Sudah satu bulan sejak kepergian Riani, dan aku masih tak pernah benar-benar bisa melupakannya. Setiap hari, bahkan dalam mimpi juga hanya Riani yang selalu ada. Lemah Jantung, itulah penyakit yang merenggut nyawa Riani. Terakhir kali kunjunganku ke rumah Riani, ibunya menunjukkan sederet obat yang disembunyikan Riani dengan rapi di laci meja belajarnya, jauh di belakang tumpukan buku-bukunya. Aku tersenyum kecut, menyadari betapa pandainya dia menutupi rahasia ini dariku dengan alasan ia tak ingin aku terluka. “Setidaknya kalau memang Yani harus mati, Yani hanya ingin membahagiakan Adi samapai Yani mati, Bu. Yani tidak ingin melihatnya sedih selama Yani masih hidup. Jadi biarlah sakit hatinya hanya satu kali saja, karena itu akan lebih mudah disembuhkannya daripada ia harus terluka dari awal.” Begitu tutur Ibunya, yang ku rasa sedikit egois tapi rasional. Dia terlalu mencintaiku, aku tahu itu. Aku pun sudah sangat mencintainya, hingga aku merasa aku tak bisa menemukan penawar luka karena kehilangan dia.

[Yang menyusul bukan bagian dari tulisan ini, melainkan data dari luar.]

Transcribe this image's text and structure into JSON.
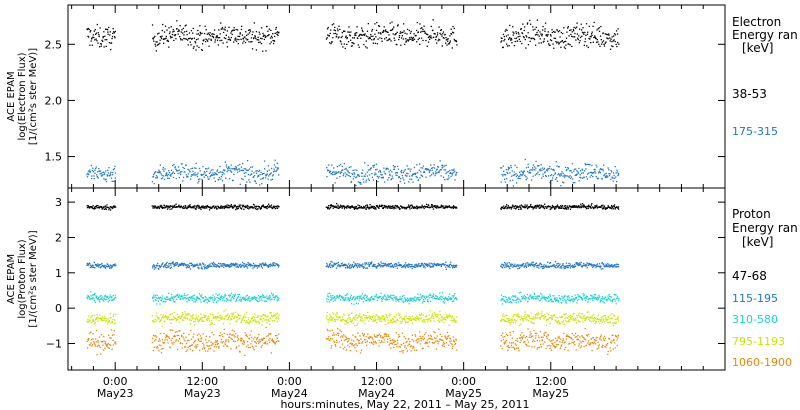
{
  "chart_data": [
    {
      "type": "scatter",
      "title": "",
      "ylabel_lines": [
        "ACE EPAM",
        "log(Electron Flux)",
        "[1/(cm²s ster MeV)]"
      ],
      "ylim": [
        1.22,
        2.85
      ],
      "yticks": [
        1.5,
        2.0,
        2.5
      ],
      "ytick_labels": [
        "1.5",
        "2.0",
        "2.5"
      ],
      "legend_title_lines": [
        "Electron",
        "Energy ran",
        "[keV]"
      ],
      "series": [
        {
          "name": "38-53",
          "color": "#000000",
          "mean": 2.58,
          "spread": 0.05
        },
        {
          "name": "175-315",
          "color": "#1f77c8",
          "mean": 1.36,
          "spread": 0.04
        }
      ]
    },
    {
      "type": "scatter",
      "title": "",
      "ylabel_lines": [
        "ACE EPAM",
        "log(Proton Flux)",
        "[1/(cm²s ster MeV)]"
      ],
      "ylim": [
        -1.75,
        3.4
      ],
      "yticks": [
        -1,
        0,
        1,
        2,
        3
      ],
      "ytick_labels": [
        "−1",
        "0",
        "1",
        "2",
        "3"
      ],
      "legend_title_lines": [
        "Proton",
        "Energy ran",
        "[keV]"
      ],
      "series": [
        {
          "name": "47-68",
          "color": "#000000",
          "mean": 2.88,
          "spread": 0.03
        },
        {
          "name": "115-195",
          "color": "#1f77c8",
          "mean": 1.23,
          "spread": 0.04
        },
        {
          "name": "310-580",
          "color": "#17d4d0",
          "mean": 0.3,
          "spread": 0.06
        },
        {
          "name": "795-1193",
          "color": "#c8e600",
          "mean": -0.27,
          "spread": 0.08
        },
        {
          "name": "1060-1900",
          "color": "#e8880a",
          "mean": -0.9,
          "spread": 0.14
        }
      ]
    }
  ],
  "x_axis": {
    "xlim_hours": [
      -6.5,
      84
    ],
    "title": "hours:minutes, May 22, 2011 – May 25, 2011",
    "ticks": [
      {
        "hour": 0,
        "time": "0:00",
        "date": "May23"
      },
      {
        "hour": 12,
        "time": "12:00",
        "date": "May23"
      },
      {
        "hour": 24,
        "time": "0:00",
        "date": "May24"
      },
      {
        "hour": 36,
        "time": "12:00",
        "date": "May24"
      },
      {
        "hour": 48,
        "time": "0:00",
        "date": "May25"
      },
      {
        "hour": 60,
        "time": "12:00",
        "date": "May25"
      }
    ],
    "data_segments_hours": [
      [
        -4,
        0
      ],
      [
        5,
        22.5
      ],
      [
        29,
        47
      ],
      [
        53,
        69.3
      ]
    ]
  }
}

Praktikum yang berlangsung selama dua jam ini cukup menyenangkan. Beberapa praktikan tampak sibuk melakukan titrasi sari buah. Beberapa yang lain juga sibuk menghaluskan potongan buah yang nantinya akan disaring dan diambil airnya. Sedangkan kelompok Azwar yang bertugas membawa jeruk, sengaja membawa jeruk hingga dua kilogram dan dibagikan ke seluruh kelompok untuk dimakan.

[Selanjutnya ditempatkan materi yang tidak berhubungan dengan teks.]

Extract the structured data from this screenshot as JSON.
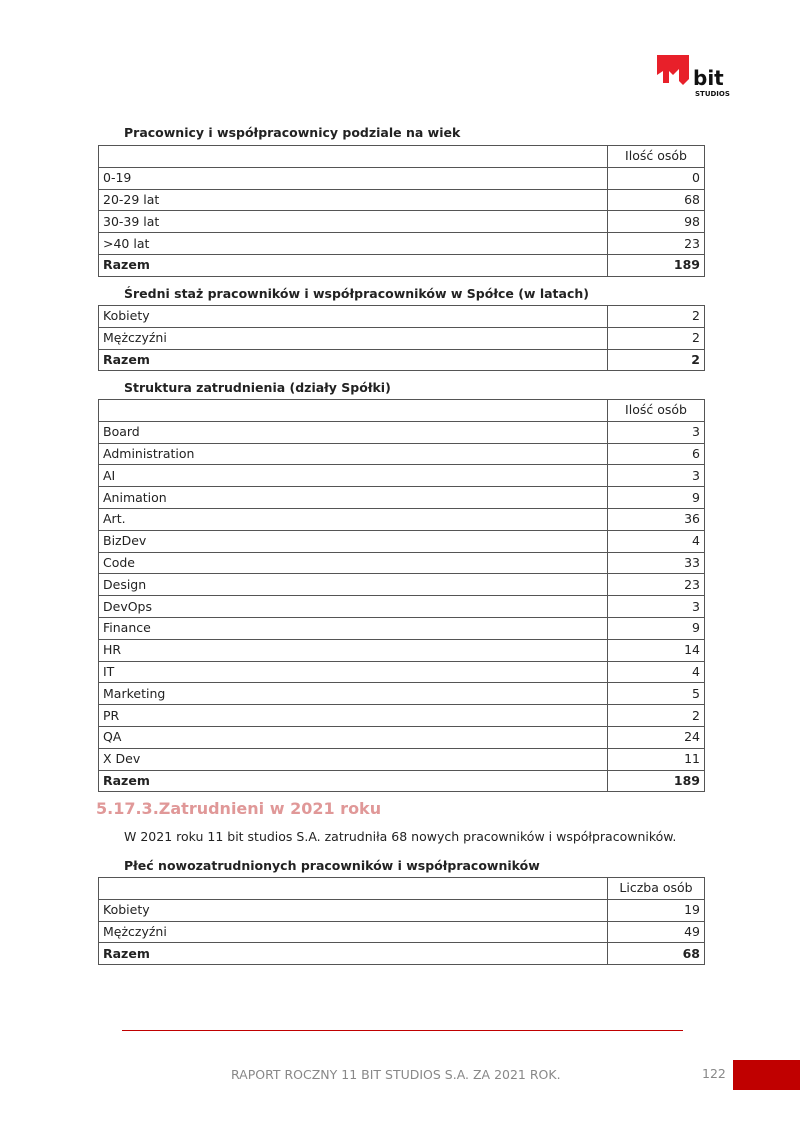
{
  "logo": {
    "text": "11 bit studios",
    "color": "#e8202a"
  },
  "age_table": {
    "title": "Pracownicy i współpracownicy podziale na wiek",
    "header": "Ilość osób",
    "rows": [
      {
        "label": "0-19",
        "value": "0"
      },
      {
        "label": "20-29 lat",
        "value": "68"
      },
      {
        "label": "30-39 lat",
        "value": "98"
      },
      {
        "label": ">40 lat",
        "value": "23"
      }
    ],
    "total": {
      "label": "Razem",
      "value": "189"
    }
  },
  "tenure_table": {
    "title": "Średni staż pracowników i współpracowników w Spółce (w latach)",
    "rows": [
      {
        "label": "Kobiety",
        "value": "2"
      },
      {
        "label": "Mężczyźni",
        "value": "2"
      }
    ],
    "total": {
      "label": "Razem",
      "value": "2"
    }
  },
  "dept_table": {
    "title": "Struktura zatrudnienia (działy Spółki)",
    "header": "Ilość osób",
    "rows": [
      {
        "label": "Board",
        "value": "3"
      },
      {
        "label": "Administration",
        "value": "6"
      },
      {
        "label": "AI",
        "value": "3"
      },
      {
        "label": "Animation",
        "value": "9"
      },
      {
        "label": "Art.",
        "value": "36"
      },
      {
        "label": "BizDev",
        "value": "4"
      },
      {
        "label": "Code",
        "value": "33"
      },
      {
        "label": "Design",
        "value": "23"
      },
      {
        "label": "DevOps",
        "value": "3"
      },
      {
        "label": "Finance",
        "value": "9"
      },
      {
        "label": "HR",
        "value": "14"
      },
      {
        "label": "IT",
        "value": "4"
      },
      {
        "label": "Marketing",
        "value": "5"
      },
      {
        "label": "PR",
        "value": "2"
      },
      {
        "label": "QA",
        "value": "24"
      },
      {
        "label": "X Dev",
        "value": "11"
      }
    ],
    "total": {
      "label": "Razem",
      "value": "189"
    }
  },
  "section": {
    "heading": "5.17.3.Zatrudnieni w 2021 roku",
    "paragraph": "W 2021 roku 11 bit studios S.A. zatrudniła 68 nowych pracowników i współpracowników.",
    "heading_color": "#e09898"
  },
  "gender_table": {
    "title": "Płeć nowozatrudnionych pracowników i współpracowników",
    "header": "Liczba osób",
    "rows": [
      {
        "label": "Kobiety",
        "value": "19"
      },
      {
        "label": "Mężczyźni",
        "value": "49"
      }
    ],
    "total": {
      "label": "Razem",
      "value": "68"
    }
  },
  "footer": {
    "text": "RAPORT ROCZNY 11 BIT STUDIOS S.A. ZA 2021 ROK.",
    "page_number": "122",
    "accent": "#c00000"
  }
}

Memasuki semester 7 ini aku juga sudah memiliki kesibukan lain, yaitu praktik mengajar di sekolah-sekolah. Ini adalah mata kuliah kedua terakhir sebelum ditutup dengan Kuliah Kerja Nyata (KKN) pada semester depan. sedangkan untuk mata kuliah yang menuntut untuk kuliah di dalam kelas sudah tidak ada lagi. Waktuku pun lebih fleksibel[4] karena kau tidak punya tanggungan kewajiban lainnya lagi.
Sambil menunggu hingga anak-anak selesai praktikum aku mengecek jadwal praktikku yang ku simpan dalam binder. Minggu depan siswa-siswi SMP Sunan Giri memasuki minggu UTS atau mid semester, dan seluruh kegiatan belajar-mengajar ditiadakan sementara. Dan itu berarti minggu depan aku kosong, tidak ada jadwal praktik sama sekali. Sebuah suara di hatiku menyerukan sebuah usul, aku ingin liburan.
Ya, aku memang perlu istirahat. Aku tak bisa berpura-pura tegar seperti ini. Di luar aku tersenyum, menyibukkan diriku dengan ini-itu, padahal di dalam hati aku sedih dan rapuh. Sangat mudah bagiku untuk menangis, tapi semudah itu juga aku mempertahankan supaya mereka tak melihat kerapuhanku. Aku tak ingin diburu oleh sorot mata iba dari setiap orang ku jumpai. Aku ingin mereka percaya kalau aku baik-baik saja. Mereka harus tahu itu!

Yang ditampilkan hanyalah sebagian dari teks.